The competition is open to all.
The competition organizers will provide all the publicly available data on the bloom date of cherry trees they can find. Competitors will use this data, in combination with any other publicly available data, to create reproducible predictions of the bloom dates at four locations around the globe.
The competition is open throughout February 2022 and seeks statisticians and data scientists of all levels, from experts to students just beginning to use statistical software. Complete submissions include a short narrative and a link to a publicly accessible Git repository.
For complete details or to contact the organizers, please visit https://competition.statistics.gmu.edu. A recording of the kickoff event will be made available on the competition website.
A big thanks to RStudio, the American Statistical Association, Caucus for Women in Statistics, George Mason University’s Department of Statistics, and Columbia University’s Department of Statistics for their support, and partnerships with the International Society of Biometeorology, MeteoSwiss, USA National Phenology Network, and the Vancouver Cherry Blossom Festival—as well as Mason’s Institute for Digital InnovAtion, Institute for a Sustainable Earth, and the Department of Modern and Classical Languages.

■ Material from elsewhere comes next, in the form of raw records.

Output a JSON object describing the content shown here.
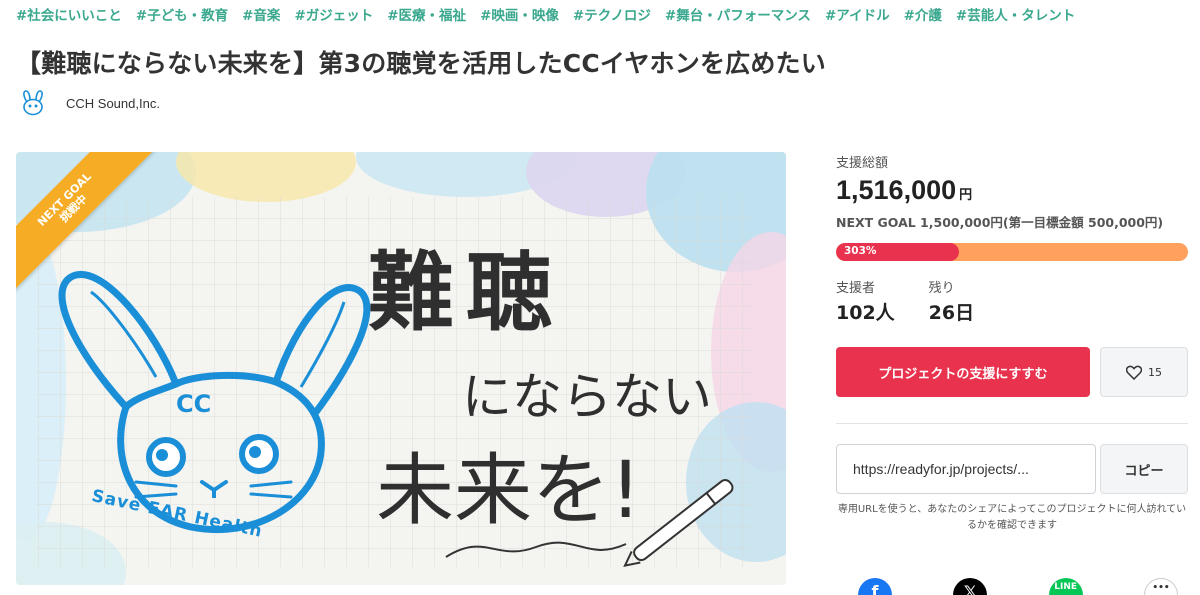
{
  "tags": [
    "#社会にいいこと",
    "#子ども・教育",
    "#音楽",
    "#ガジェット",
    "#医療・福祉",
    "#映画・映像",
    "#テクノロジ",
    "#舞台・パフォーマンス",
    "#アイドル",
    "#介護",
    "#芸能人・タレント"
  ],
  "title": "【難聴にならない未来を】第3の聴覚を活用したCCイヤホンを広めたい",
  "owner": {
    "name": "CCH Sound,Inc."
  },
  "hero": {
    "ribbon_line1": "NEXT GOAL",
    "ribbon_line2": "挑戦中",
    "headline_1": "難聴",
    "headline_2": "にならない",
    "headline_3": "未来を!",
    "logo_initials": "CC",
    "logo_arc": "Save EAR Health"
  },
  "funding": {
    "total_label": "支援総額",
    "total_amount": "1,516,000",
    "currency": "円",
    "next_goal": "NEXT GOAL 1,500,000円(第一目標金額 500,000円)",
    "progress_text": "303%",
    "progress_fraction": 0.35,
    "supporters_label": "支援者",
    "supporters_value": "102人",
    "remaining_label": "残り",
    "remaining_value": "26日"
  },
  "actions": {
    "support_label": "プロジェクトの支援にすすむ",
    "favorite_count": "15"
  },
  "share": {
    "url": "https://readyfor.jp/projects/...",
    "copy_label": "コピー",
    "note": "専用URLを使うと、あなたのシェアによってこのプロジェクトに何人訪れているかを確認できます"
  },
  "colors": {
    "accent": "#e9334e",
    "tag": "#3aa88e",
    "progress_track": "#ffa15c",
    "ribbon": "#f6ad25",
    "logo_blue": "#1a8fd8"
  },
  "socials": [
    "facebook-icon",
    "x-icon",
    "line-icon",
    "more-icon"
  ]
}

Sponsors and partners will be updated on the website.
Organizers: Jonathan Auerbach and David Kepplinger (George Mason University) and Elizabeth Wolkovich (University of British Columbia)
The competition has now closed for 2022. Over eighty contestants across four continents formed forty-one teams to take up the challenge to build statistical models that produce accurate and interpretable predictions. The winners will be announced in early May.